The definitive guide to Warming up IP’s by Todd Fraser

Learning how to look after your IP’s can be a daunting task. The main rule is you must treat them like you would your own children, do not take your eyes off of them and give them lots of small bits of information over a long period of time to help them grow.
In order to give you a clearer idea of starting from scratch or bringing an IP ‘back from the dead’ I will describe a recent situation that happened to me around 3 months ago.
I send around 10 million legitimate CAN-SPAM complient emails per month. This often spreads over 5-8 new campaigns per week.
Around 3 months ago all 10 of my IP’s all had a good reputation according to senderscore.org and senderbase.org. I was sending around 10-12.5k an hour per IP and delivery was a consistent 97-99.8%.
All of a sudden delivery’s halved and reputations disappeared, Panic.
The first thing I did was look at the delivery results. Around 80% of the rejections were ‘due to spam like characteristics’. This was strange as spamassassin.apache.org gave me a spam count of 0.0 (the lowest possible) and I am extensive in testing and building high standard best practise emails. Something wasn’t right. The remaining 20% of rejections where hard bounces (mainly dead email accounts). To avoid any future excess hard-bounces I decided it was long over-due to get our data cleansed. Using dbg.co.uk and their advanced tool called ‘Verify’ I ran the data through its extensive cleansing system and removed any ‘foreign, suspicious, rude and duplicate emails’. At least this gave me peace of mind with the data to get to the bottom of the problem.
The second step was research.
By reading a variety of blogs such as blog.wordtothewise.com and dmaemailblog.com and combining knowledge obtained from reporting websites such as returnpath.biz I was able to find out that there was an even bigger than normal issue with getting into hotmail inboxes. Due to the beginning of its refurbishment, rules were getting stricter.
I couldn’t improve on my emails, my data was now clean and the only option was to completely start again on building up my IP reputations. What a daunting thought knowing volumes would become dramatically decreased but my expectancy to send 10 million emails wouldn’t!

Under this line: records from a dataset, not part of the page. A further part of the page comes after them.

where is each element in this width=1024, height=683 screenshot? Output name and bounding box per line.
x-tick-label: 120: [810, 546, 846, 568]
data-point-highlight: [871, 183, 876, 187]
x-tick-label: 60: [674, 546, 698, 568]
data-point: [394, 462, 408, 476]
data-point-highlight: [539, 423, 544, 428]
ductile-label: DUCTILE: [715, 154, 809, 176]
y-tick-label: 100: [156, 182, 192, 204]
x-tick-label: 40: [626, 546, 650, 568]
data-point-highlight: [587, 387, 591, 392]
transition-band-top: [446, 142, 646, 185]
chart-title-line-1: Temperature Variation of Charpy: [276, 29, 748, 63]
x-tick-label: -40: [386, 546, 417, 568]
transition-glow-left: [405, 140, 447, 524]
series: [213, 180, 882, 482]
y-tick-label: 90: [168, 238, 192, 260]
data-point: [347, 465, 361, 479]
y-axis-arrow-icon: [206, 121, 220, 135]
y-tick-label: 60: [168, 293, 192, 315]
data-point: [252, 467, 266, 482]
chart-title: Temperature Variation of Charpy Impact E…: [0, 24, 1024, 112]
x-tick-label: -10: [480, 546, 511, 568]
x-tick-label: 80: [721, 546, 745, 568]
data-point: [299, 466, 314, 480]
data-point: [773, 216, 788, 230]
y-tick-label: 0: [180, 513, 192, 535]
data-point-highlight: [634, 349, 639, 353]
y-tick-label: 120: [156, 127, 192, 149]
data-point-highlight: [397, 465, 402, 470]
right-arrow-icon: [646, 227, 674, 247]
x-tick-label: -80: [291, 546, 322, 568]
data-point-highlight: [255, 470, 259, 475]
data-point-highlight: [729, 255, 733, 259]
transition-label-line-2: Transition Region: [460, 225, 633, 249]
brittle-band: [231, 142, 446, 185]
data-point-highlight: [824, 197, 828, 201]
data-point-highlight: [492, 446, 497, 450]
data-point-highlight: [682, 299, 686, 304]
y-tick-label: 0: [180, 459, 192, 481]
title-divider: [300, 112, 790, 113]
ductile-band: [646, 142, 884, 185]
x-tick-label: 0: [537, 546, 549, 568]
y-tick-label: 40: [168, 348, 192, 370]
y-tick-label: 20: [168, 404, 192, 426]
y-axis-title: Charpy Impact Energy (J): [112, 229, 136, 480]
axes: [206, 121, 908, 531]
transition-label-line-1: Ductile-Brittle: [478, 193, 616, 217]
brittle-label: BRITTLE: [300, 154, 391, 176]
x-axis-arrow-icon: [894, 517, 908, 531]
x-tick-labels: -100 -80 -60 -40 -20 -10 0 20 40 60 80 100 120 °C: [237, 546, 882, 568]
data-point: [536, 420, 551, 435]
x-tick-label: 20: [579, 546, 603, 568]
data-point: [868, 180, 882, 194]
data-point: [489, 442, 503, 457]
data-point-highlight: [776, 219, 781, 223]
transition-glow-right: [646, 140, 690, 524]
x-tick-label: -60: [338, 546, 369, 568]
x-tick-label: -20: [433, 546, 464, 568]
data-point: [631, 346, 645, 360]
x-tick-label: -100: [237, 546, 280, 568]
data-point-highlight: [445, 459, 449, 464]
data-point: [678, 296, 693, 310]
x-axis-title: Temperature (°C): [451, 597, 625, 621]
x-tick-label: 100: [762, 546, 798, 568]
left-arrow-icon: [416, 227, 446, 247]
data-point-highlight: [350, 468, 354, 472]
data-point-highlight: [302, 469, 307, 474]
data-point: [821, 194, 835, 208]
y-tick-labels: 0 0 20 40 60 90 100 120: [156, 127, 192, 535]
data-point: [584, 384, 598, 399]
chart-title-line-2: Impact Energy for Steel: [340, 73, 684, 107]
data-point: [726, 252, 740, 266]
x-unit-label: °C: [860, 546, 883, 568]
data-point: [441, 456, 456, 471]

After informing colleagues of the news I then began calculating and testing everyday over the period of a week Monday-Sunday.
Testing showed me that all IP’s would need to start off sending consistently at a rate of 500 hotmail emails per hour 24 hours a day (or as near to this as possible). This meant for all future sends I would have to exclude hotmail and then add on 500 hotmail only emails per hour to the total send. For example a 24 hour send would amount to a mere 12,000 hotmail emails. Luckily the ‘non hotmail’ email volumes could be ramped up to 2,000 per hour therefore providing me with 48,000 emails per day per IP amounting to 480,000 emails per day of non hotmail email addresses. Unfortunately open rates suffered due to the erratic sending times but at least delivery rates were a consistent 96-99%.

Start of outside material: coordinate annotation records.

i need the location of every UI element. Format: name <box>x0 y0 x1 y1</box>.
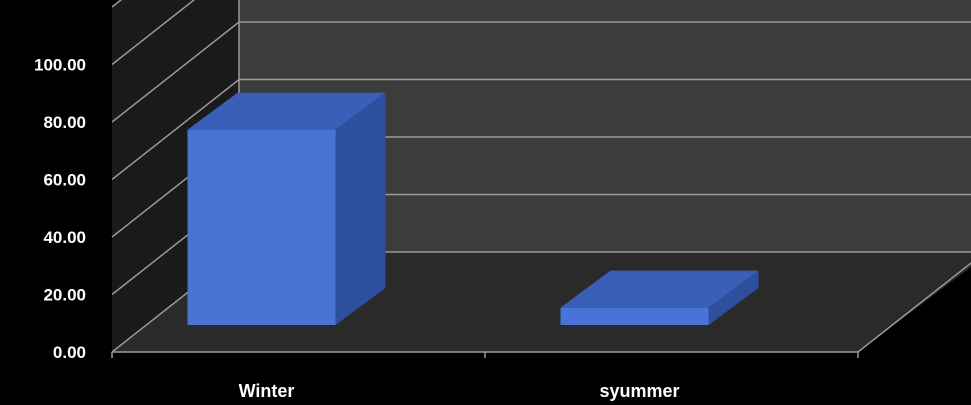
back-wall <box>239 0 971 252</box>
bar-side <box>708 270 759 325</box>
bars <box>187 92 759 325</box>
y-tick-label: 0.00 <box>53 343 86 362</box>
bar-top <box>187 92 386 130</box>
y-tick-label: 80.00 <box>43 113 86 132</box>
bar-top <box>560 270 759 308</box>
bar-side <box>335 92 386 325</box>
floor-right-edge <box>857 262 971 353</box>
x-category-label: Winter <box>239 381 295 401</box>
y-tick-label: 100.00 <box>34 56 86 75</box>
y-axis-ticks: 0.00 20.00 40.00 60.00 80.00 100.00 <box>34 56 86 363</box>
y-tick-label: 40.00 <box>43 228 86 247</box>
y-tick-label: 20.00 <box>43 286 86 305</box>
bar-syummer <box>560 270 759 325</box>
y-tick-label: 60.00 <box>43 171 86 190</box>
bar-winter <box>187 92 386 325</box>
bar-front <box>560 307 709 325</box>
bar-front <box>187 129 336 325</box>
x-axis-labels: Winter syummer <box>239 381 680 401</box>
x-category-label: syummer <box>599 381 679 401</box>
gridline <box>111 0 196 66</box>
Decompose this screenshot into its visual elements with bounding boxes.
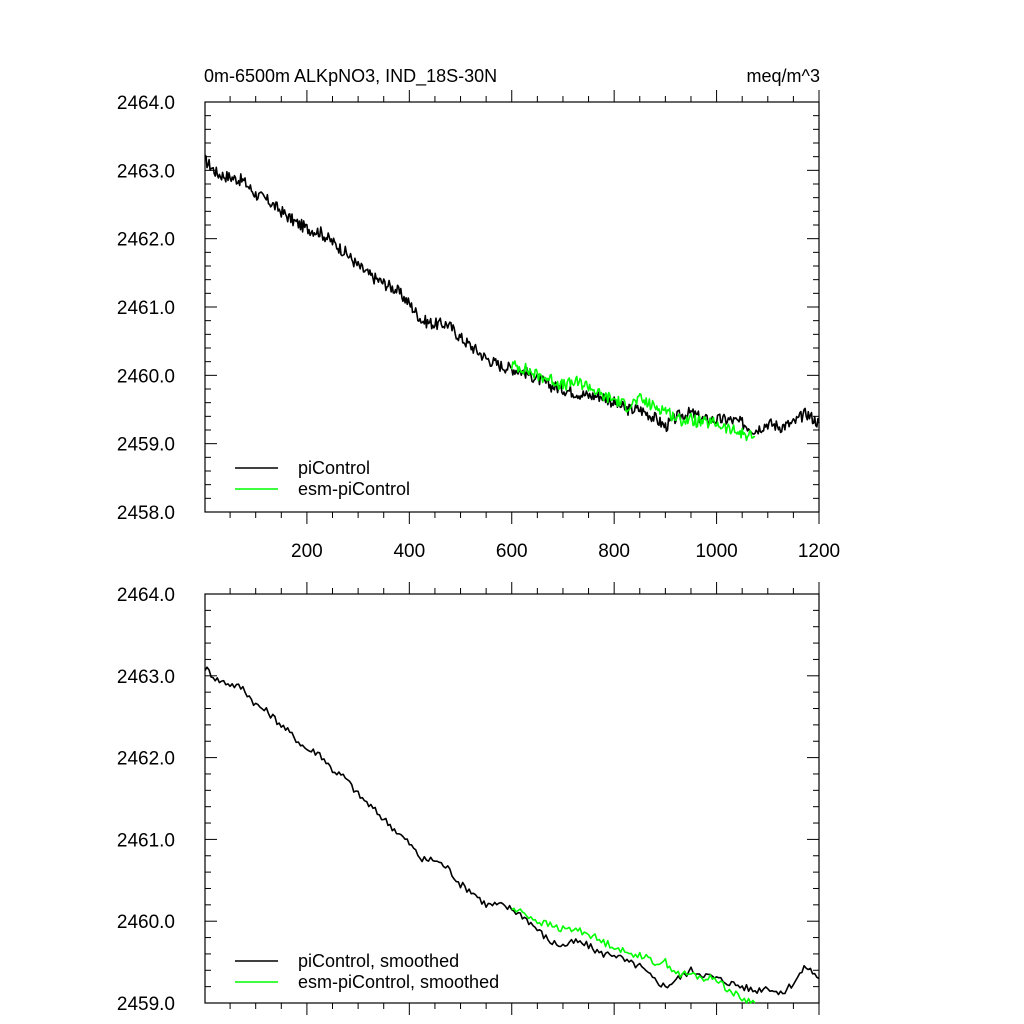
y-tick-label: 2464.0 <box>117 585 175 606</box>
y-tick-label: 2459.0 <box>117 435 175 456</box>
bottom-panel: 2459.0 2460.0 2461.0 2462.0 2463.0 2464.0 piCo… <box>117 582 820 1015</box>
x-tick-label: 1000 <box>695 541 737 562</box>
y-tick-label: 2464.0 <box>117 93 175 114</box>
x-tick-label: 400 <box>393 541 425 562</box>
series-line-picontrol-smoothed <box>204 666 820 996</box>
legend-label: piControl <box>298 458 370 478</box>
top-panel: 2458.0 2459.0 2460.0 2461.0 2462.0 2463.0 2464… <box>117 90 840 562</box>
y-tick-label: 2460.0 <box>117 912 175 933</box>
y-tick-label: 2463.0 <box>117 161 175 182</box>
x-tick-label: 800 <box>598 541 630 562</box>
y-tick-label: 2461.0 <box>117 298 175 319</box>
chart-title: 0m-6500m ALKpNO3, IND_18S-30N <box>204 66 497 87</box>
x-tick-label: 200 <box>291 541 323 562</box>
chart-units: meq/m^3 <box>747 66 820 86</box>
series-line-esm-picontrol <box>510 360 756 442</box>
y-tick-label: 2463.0 <box>117 667 175 688</box>
legend-label: piControl, smoothed <box>298 951 459 971</box>
y-tick-label: 2458.0 <box>117 503 175 524</box>
y-tick-label: 2460.0 <box>117 366 175 387</box>
y-tick-label: 2461.0 <box>117 830 175 851</box>
x-tick-label: 1200 <box>798 541 840 562</box>
x-tick-label: 600 <box>496 541 528 562</box>
y-tick-label: 2462.0 <box>117 230 175 251</box>
legend-label: esm-piControl, smoothed <box>298 972 499 992</box>
y-tick-label: 2462.0 <box>117 749 175 770</box>
legend-label: esm-piControl <box>298 479 410 499</box>
series-line-esm-picontrol-smoothed <box>511 907 756 1004</box>
y-tick-label: 2459.0 <box>117 994 175 1015</box>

After a few days of consistency it was time to test out a new volume increase. Hotmail was up to 1,000 per hour and non hotmail was ramped up to 4,000, this was successful. After a couple of days I decided to push it and increase hotmail to 4k as well. This proved a bad decision and delivery rates plummeted to around 60-70%. I then went back to 1,000 and started again. After leaving things a week I went up to 2,000 and this steadily continued for the forth coming weeks.

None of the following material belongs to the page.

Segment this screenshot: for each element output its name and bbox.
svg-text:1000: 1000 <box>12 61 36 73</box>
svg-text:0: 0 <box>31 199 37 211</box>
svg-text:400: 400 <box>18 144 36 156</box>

The main key to take away here is that it DOES take time, sometimes weeks. The key is small volume increases and consistent delivery over a long period of time. Hotmail would rather see consistent small volumes of email rather than huge volumes over a few hours.
Eventually I was able to take the risk of merging the two sends and hotmail no longer needed to be treated like a separate entity.
Final thoughts
How was I able to avoid conflict with clients/colleagues?
By doing extensive research I was able to provide facts and proof of the situation. This allowed me to explain fully to my colleagues what needed to be done. By reiterating the importance of this practise, my colleagues were able to warn clients of longer send times and this kept aggravation to a minimum for all parties concerned.
I hope this has given you more of an insight into IP’s, how to maintain reputations and what to do in the event of a crisis such as the one above.